§ DICTIONARY · PHENOMENON

projectile motion

Motion of an object fired into the air under gravity alone; the trajectory is a parabola in vacuum.

§ 01

Definition

Projectile motion is what happens when you launch an object and then let gravity act alone on it. Ignore air resistance and the equations split cleanly along two axes: horizontally, nothing pulls the object so its speed stays constant; vertically, gravity accelerates it downward at g. Combining the two, the horizontal position grows linearly with time while the vertical position follows the familiar free-fall quadratic. Eliminate time between them and the y-coordinate becomes a quadratic function of x — a parabola.

Interactive: projectile motion

Three derived quantities summarise any flight that launches and lands at the same height. The time of flight is T = 2·v·sinθ/g. The peak height is H = (v·sinθ)²/(2g). The range, or horizontal distance covered, is R = v²·sin(2θ)/g. Because sin(2θ) peaks at 2θ = 90°, the maximum range (in vacuum) is achieved at a launch angle of 45°, and any two angles that sum to 90° give the same range — one flat and fast, one high and slow.

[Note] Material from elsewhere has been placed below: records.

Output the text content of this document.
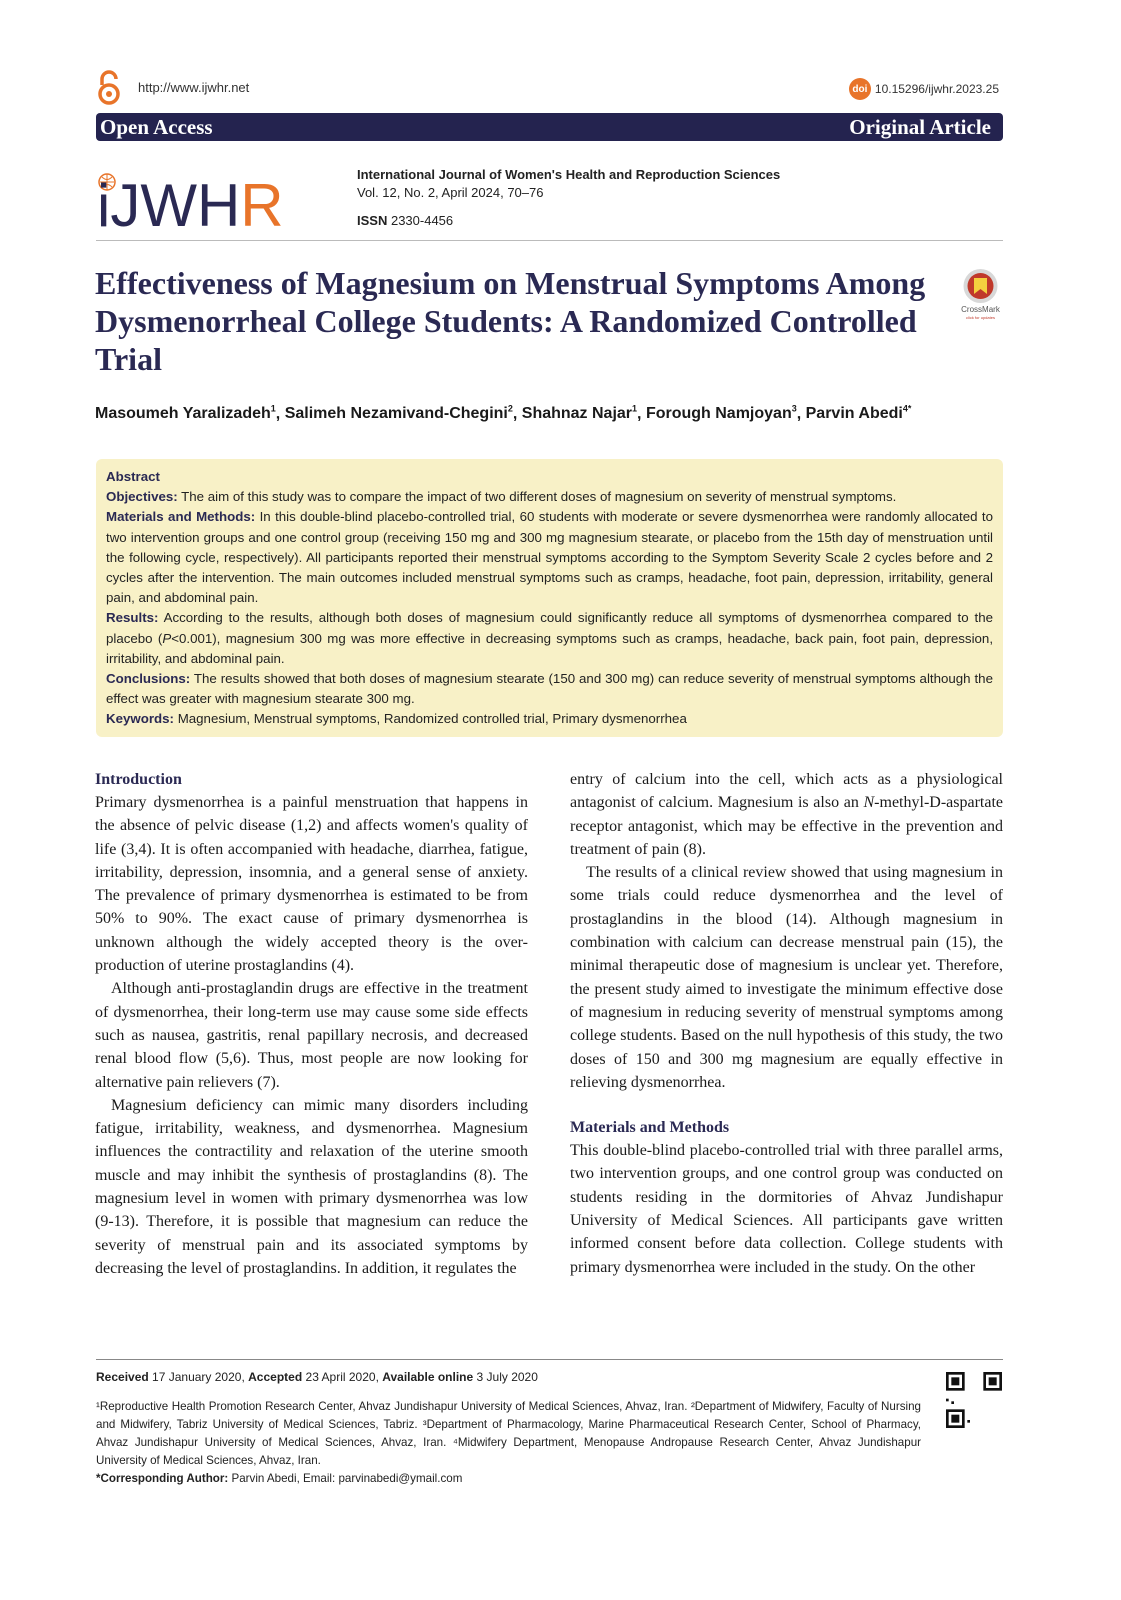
http://www.ijwhr.net	doi 10.15296/ijwhr.2023.25
Open Access	Original Article
iJWHR	International Journal of Women's Health and Reproduction Sciences
Vol. 12, No. 2, April 2024, 70–76
ISSN 2330-4456
Effectiveness of Magnesium on Menstrual Symptoms Among Dysmenorrheal College Students: A Randomized Controlled Trial
CrossMark
click for updates
Masoumeh Yaralizadeh$^1$, Salimeh Nezamivand-Chegini$^2$, Shahnaz Najar$^1$, Forough Namjoyan$^3$, Parvin Abedi$^{4*}$

Abstract

Objectives: The aim of this study was to compare the impact of two different doses of magnesium on severity of menstrual symptoms.

Materials and Methods: In this double-blind placebo-controlled trial, 60 students with moderate or severe dysmenorrhea were randomly allocated to two intervention groups and one control group (receiving 150 mg and 300 mg magnesium stearate, or placebo from the 15th day of menstruation until the following cycle, respectively). All participants reported their menstrual symptoms according to the Symptom Severity Scale 2 cycles before and 2 cycles after the intervention. The main outcomes included menstrual symptoms such as cramps, headache, foot pain, depression, irritability, general pain, and abdominal pain.

Results: According to the results, although both doses of magnesium could significantly reduce all symptoms of dysmenorrhea compared to the placebo (P<0.001), magnesium 300 mg was more effective in decreasing symptoms such as cramps, headache, back pain, foot pain, depression, irritability, and abdominal pain.

Conclusions: The results showed that both doses of magnesium stearate (150 and 300 mg) can reduce severity of menstrual symptoms although the effect was greater with magnesium stearate 300 mg.

Keywords: Magnesium, Menstrual symptoms, Randomized controlled trial, Primary dysmenorrhea

Introduction

Primary dysmenorrhea is a painful menstruation that happens in the absence of pelvic disease (1,2) and affects women's quality of life (3,4). It is often accompanied with headache, diarrhea, fatigue, irritability, depression, insomnia, and a general sense of anxiety. The prevalence of primary dysmenorrhea is estimated to be from 50% to 90%. The exact cause of primary dysmenorrhea is unknown although the widely accepted theory is the over-production of uterine prostaglandins (4).

Although anti-prostaglandin drugs are effective in the treatment of dysmenorrhea, their long-term use may cause some side effects such as nausea, gastritis, renal papillary necrosis, and decreased renal blood flow (5,6). Thus, most people are now looking for alternative pain relievers (7).

Magnesium deficiency can mimic many disorders including fatigue, irritability, weakness, and dysmenorrhea. Magnesium influences the contractility and relaxation of the uterine smooth muscle and may inhibit the synthesis of prostaglandins (8). The magnesium level in women with primary dysmenorrhea was low (9-13). Therefore, it is possible that magnesium can reduce the severity of menstrual pain and its associated symptoms by decreasing the level of prostaglandins. In addition, it regulates the

entry of calcium into the cell, which acts as a physiological antagonist of calcium. Magnesium is also an N-methyl-D-aspartate receptor antagonist, which may be effective in the prevention and treatment of pain (8).

The results of a clinical review showed that using magnesium in some trials could reduce dysmenorrhea and the level of prostaglandins in the blood (14). Although magnesium in combination with calcium can decrease menstrual pain (15), the minimal therapeutic dose of magnesium is unclear yet. Therefore, the present study aimed to investigate the minimum effective dose of magnesium in reducing severity of menstrual symptoms among college students. Based on the null hypothesis of this study, the two doses of 150 and 300 mg magnesium are equally effective in relieving dysmenorrhea.

Materials and Methods

This double-blind placebo-controlled trial with three parallel arms, two intervention groups, and one control group was conducted on students residing in the dormitories of Ahvaz Jundishapur University of Medical Sciences. All participants gave written informed consent before data collection. College students with primary dysmenorrhea were included in the study. On the other

Received 17 January 2020, Accepted 23 April 2020, Available online 3 July 2020
¹Reproductive Health Promotion Research Center, Ahvaz Jundishapur University of Medical Sciences, Ahvaz, Iran. ²Department of Midwifery, Faculty of Nursing and Midwifery, Tabriz University of Medical Sciences, Tabriz. ³Department of Pharmacology, Marine Pharmaceutical Research Center, School of Pharmacy, Ahvaz Jundishapur University of Medical Sciences, Ahvaz, Iran. ⁴Midwifery Department, Menopause Andropause Research Center, Ahvaz Jundishapur University of Medical Sciences, Ahvaz, Iran.
*Corresponding Author: Parvin Abedi, Email: parvinabedi@ymail.com
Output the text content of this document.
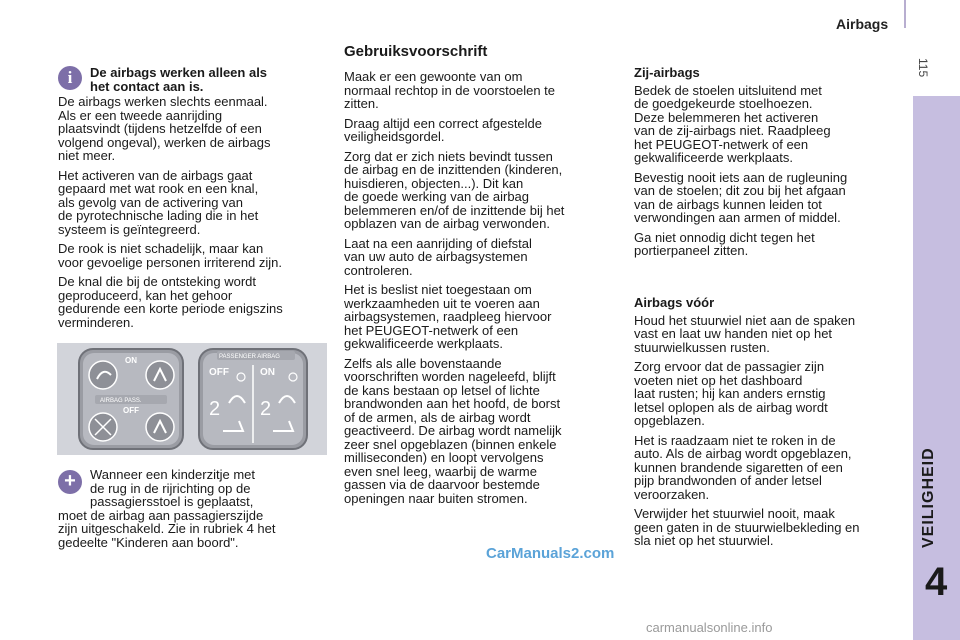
Airbags
115
VEILIGHEID
4
i	De airbags werken alleen als
het contact aan is.

De airbags werken slechts eenmaal.
Als er een tweede aanrijding
plaatsvindt (tijdens hetzelfde of een
volgend ongeval), werken de airbags
niet meer.

Het activeren van de airbags gaat
gepaard met wat rook en een knal,
als gevolg van de activering van
de pyrotechnische lading die in het
systeem is geïntegreerd.

De rook is niet schadelijk, maar kan
voor gevoelige personen irriterend zijn.

De knal die bij de ontsteking wordt
geproduceerd, kan het gehoor
gedurende een korte periode enigszins
verminderen.

ON
AIRBAG PASS.
OFF
PASSENGER AIRBAG
OFF	ON
2 2
+	Wanneer een kinderzitje met
de rug in de rijrichting op de
passagiersstoel is geplaatst,
moet de airbag aan passagierszijde
zijn uitgeschakeld. Zie in rubriek 4 het
gedeelte "Kinderen aan boord".
Gebruiksvoorschrift

Maak er een gewoonte van om
normaal rechtop in de voorstoelen te
zitten.

Draag altijd een correct afgestelde
veiligheidsgordel.

Zorg dat er zich niets bevindt tussen
de airbag en de inzittenden (kinderen,
huisdieren, objecten...). Dit kan
de goede werking van de airbag
belemmeren en/of de inzittende bij het
opblazen van de airbag verwonden.

Laat na een aanrijding of diefstal
van uw auto de airbagsystemen
controleren.

Het is beslist niet toegestaan om
werkzaamheden uit te voeren aan
airbagsystemen, raadpleeg hiervoor
het PEUGEOT-netwerk of een
gekwalificeerde werkplaats.

Zelfs als alle bovenstaande
voorschriften worden nageleefd, blijft
de kans bestaan op letsel of lichte
brandwonden aan het hoofd, de borst
of de armen, als de airbag wordt
geactiveerd. De airbag wordt namelijk
zeer snel opgeblazen (binnen enkele
milliseconden) en loopt vervolgens
even snel leeg, waarbij de warme
gassen via de daarvoor bestemde
openingen naar buiten stromen.

Zij-airbags

Bedek de stoelen uitsluitend met
de goedgekeurde stoelhoezen.
Deze belemmeren het activeren
van de zij-airbags niet. Raadpleeg
het PEUGEOT-netwerk of een
gekwalificeerde werkplaats.

Bevestig nooit iets aan de rugleuning
van de stoelen; dit zou bij het afgaan
van de airbags kunnen leiden tot
verwondingen aan armen of middel.

Ga niet onnodig dicht tegen het
portierpaneel zitten.

Airbags vóór

Houd het stuurwiel niet aan de spaken
vast en laat uw handen niet op het
stuurwielkussen rusten.

Zorg ervoor dat de passagier zijn
voeten niet op het dashboard
laat rusten; hij kan anders ernstig
letsel oplopen als de airbag wordt
opgeblazen.

Het is raadzaam niet te roken in de
auto. Als de airbag wordt opgeblazen,
kunnen brandende sigaretten of een
pijp brandwonden of ander letsel
veroorzaken.

Verwijder het stuurwiel nooit, maak
geen gaten in de stuurwielbekleding en
sla niet op het stuurwiel.

CarManuals2.com
carmanualsonline.info
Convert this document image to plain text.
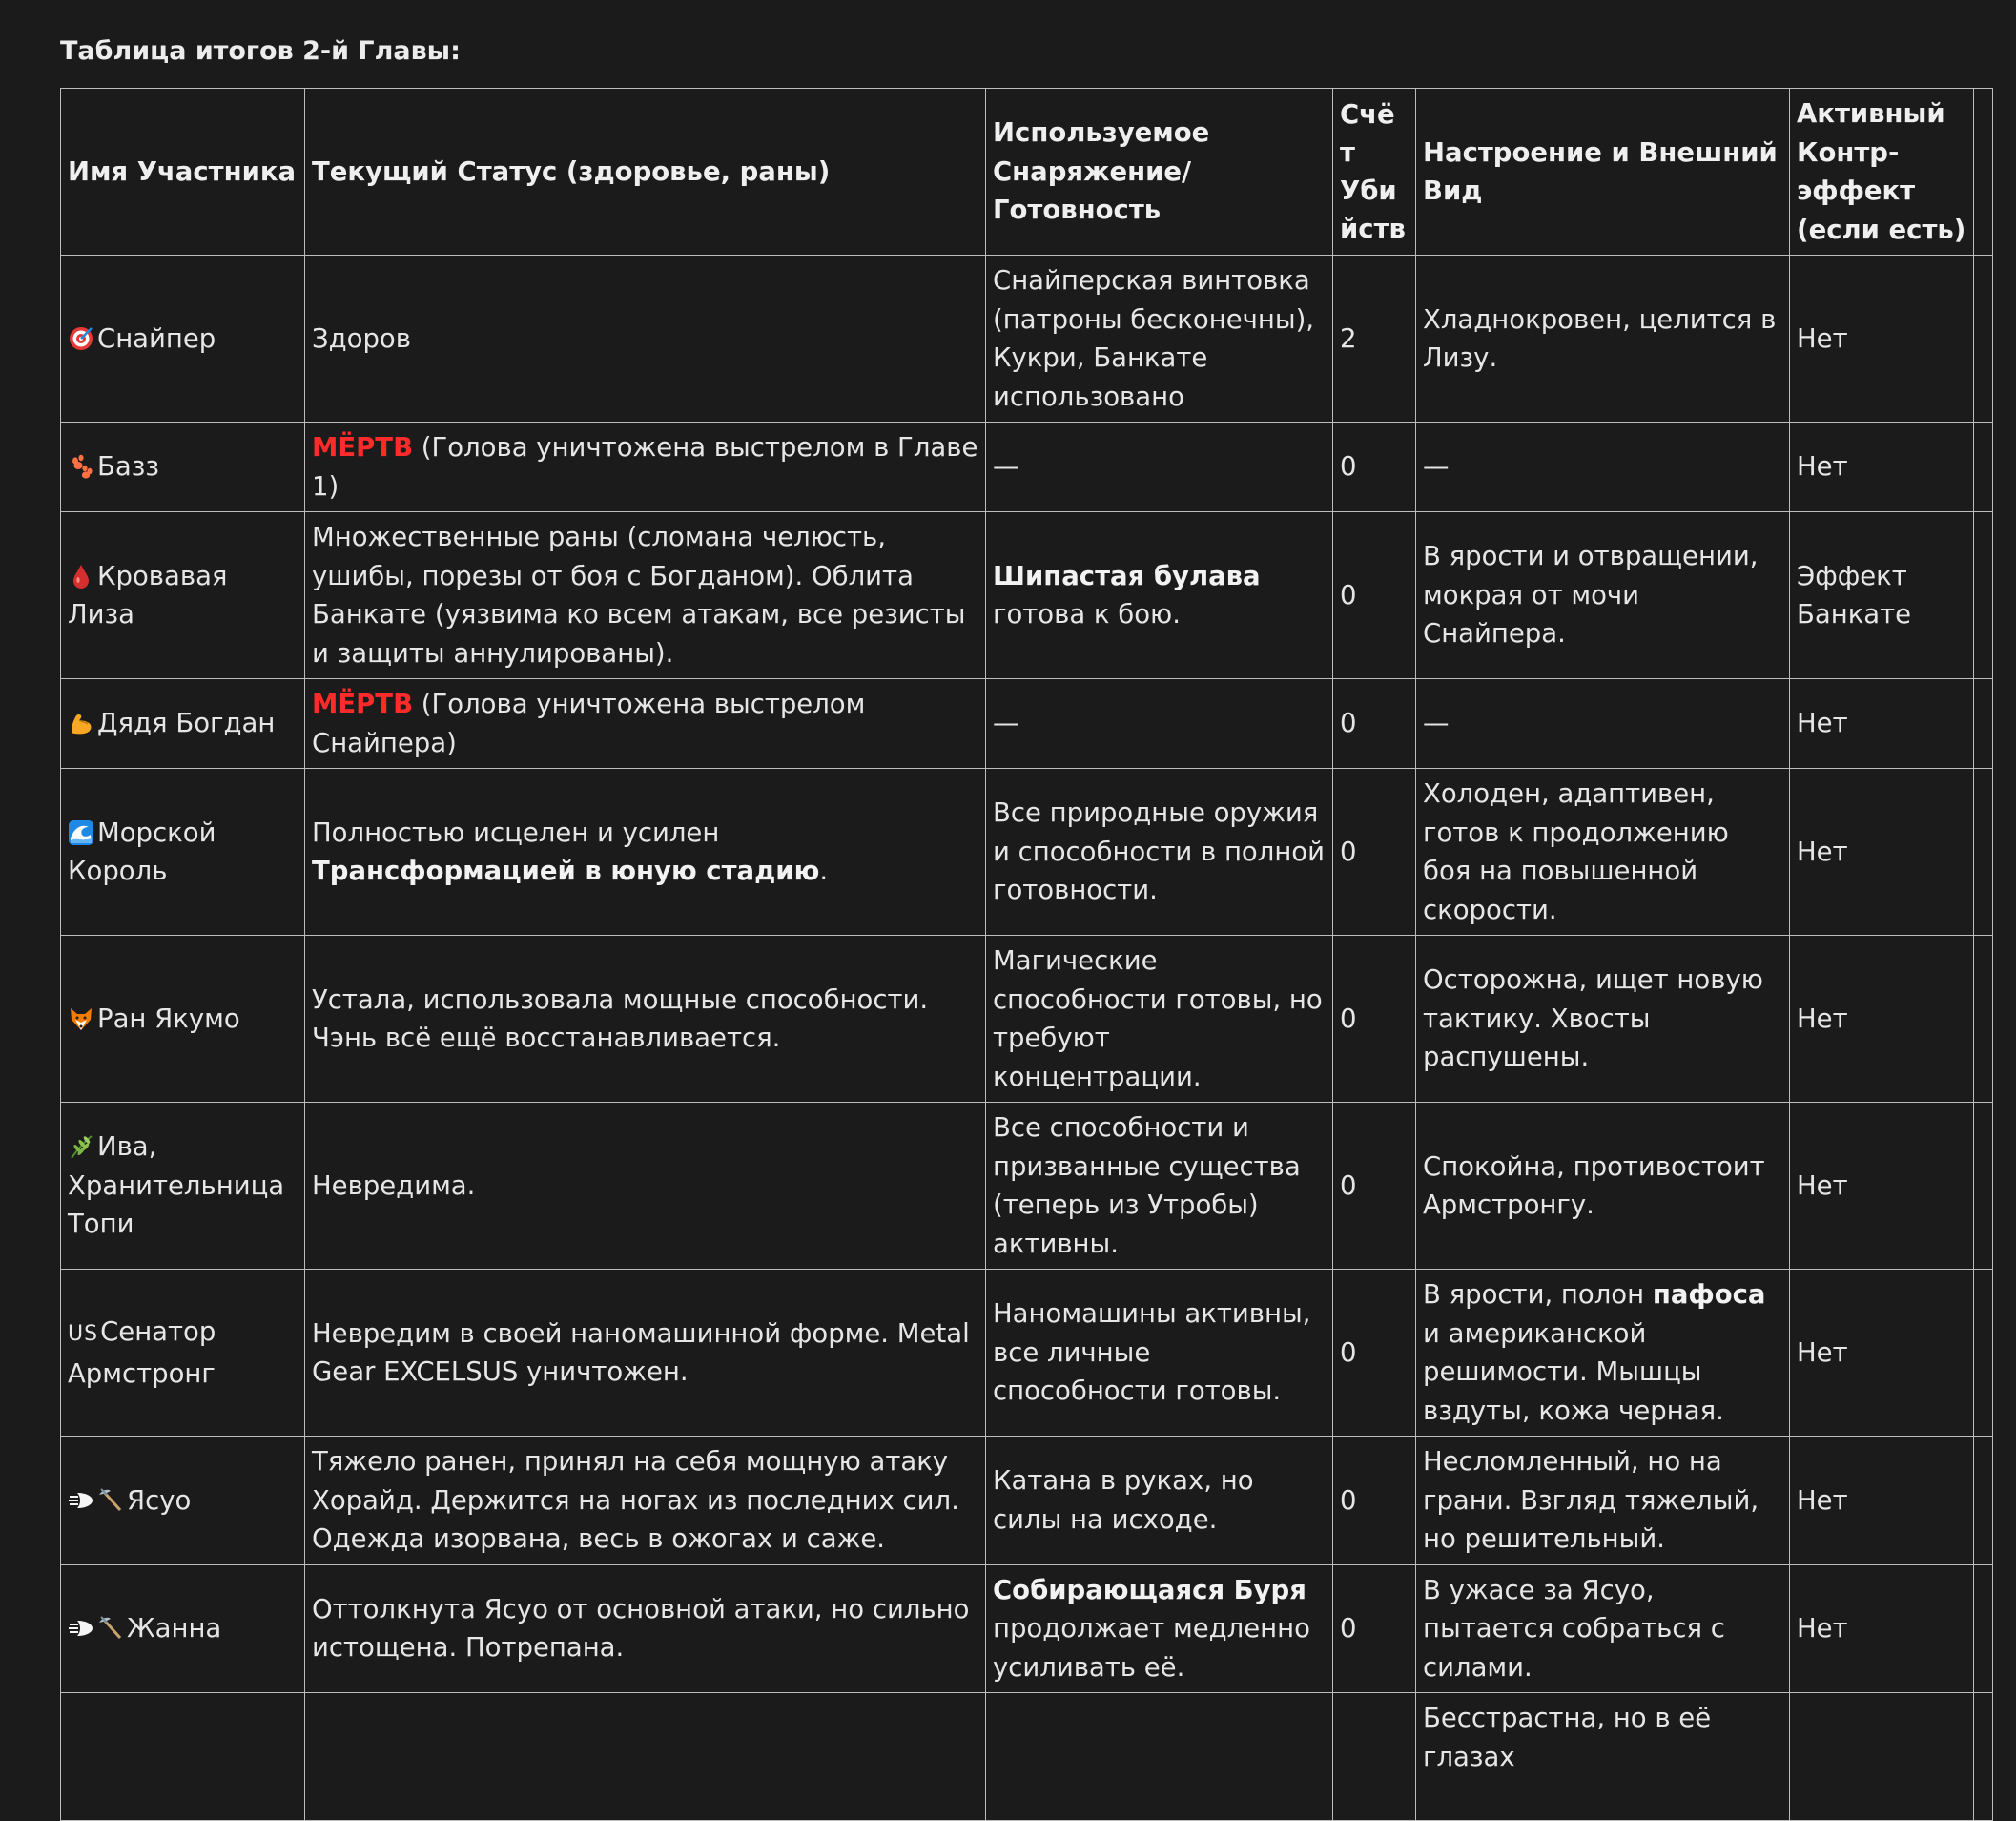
Таблица итогов 2-й Главы:
Имя Участника	Текущий Статус (здоровье, раны)	Используемое Снаряжение/Готовность	Счёт Убийств	Настроение и Внешний Вид	Активный Контр-эффект (если есть)	

Снайпер	Здоров	Снайперская винтовка (патроны бесконечны), Кукри, Банкате использовано	2	Хладнокровен, целится в Лизу.	Нет	

Базз	МЁРТВ (Голова уничтожена выстрелом в Главе 1)	—	0	—	Нет	

Кровавая Лиза	Множественные раны (сломана челюсть, ушибы, порезы от боя с Богданом). Облита Банкате (уязвима ко всем атакам, все резисты и защиты аннулированы).	Шипастая булава готова к бою.	0	В ярости и отвращении, мокрая от мочи Снайпера.	Эффект Банкате	

Дядя Богдан	МЁРТВ (Голова уничтожена выстрелом Снайпера)	—	0	—	Нет	

Морской Король	Полностью исцелен и усилен Трансформацией в юную стадию.	Все природные оружия и способности в полной готовности.	0	Холоден, адаптивен, готов к продолжению боя на повышенной скорости.	Нет	

Ран Якумо	Устала, использовала мощные способности. Чэнь всё ещё восстанавливается.	Магические способности готовы, но требуют концентрации.	0	Осторожна, ищет новую тактику. Хвосты распушены.	Нет	

Ива, Хранительница Топи	Невредима.	Все способности и призванные существа (теперь из Утробы) активны.	0	Спокойна, противостоит Армстронгу.	Нет	
USСенатор Армстронг	Невредим в своей наномашинной форме. Metal Gear EXCELSUS уничтожен.	Наномашины активны, все личные способности готовы.	0	В ярости, полон пафоса и американской решимости. Мышцы вздуты, кожа черная.	Нет	

Ясуо	Тяжело ранен, принял на себя мощную атаку Хорайд. Держится на ногах из последних сил. Одежда изорвана, весь в ожогах и саже.	Катана в руках, но силы на исходе.	0	Несломленный, но на грани. Взгляд тяжелый, но решительный.	Нет	

Жанна	Оттолкнута Ясуо от основной атаки, но сильно истощена. Потрепана.	Собирающаяся Буря продолжает медленно усиливать её.	0	В ужасе за Ясуо, пытается собраться с силами.	Нет	
				Бесстрастна, но в её глазах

In the real world, air resistance breaks the clean picture. A baseball, a cricket ball, a tennis serve, a golf drive — none of them follow a true parabola. Drag skews the trajectory asymmetrically, the descent is steeper than the ascent, and the range is reduced. The optimal launch angle drops below 45°. For projectiles moving at speeds where quadratic drag dominates — anything more than a gentle throw — the equations of motion have no closed-form solution and must be integrated numerically.

§ 02

History

Galileo derived the parabolic trajectory in Two New Sciences (1638), the first correct quantitative theory of projectile motion in history. His student Evangelista Torricelli compiled the first serious range tables in Opera Geometrica (1644) and discovered the safety parabola — the enveloping curve that bounds the family of trajectories for a fixed launch speed. Newton addressed air resistance in Book II of the Principia (1687), the starting point for modern ballistics and aerodynamics.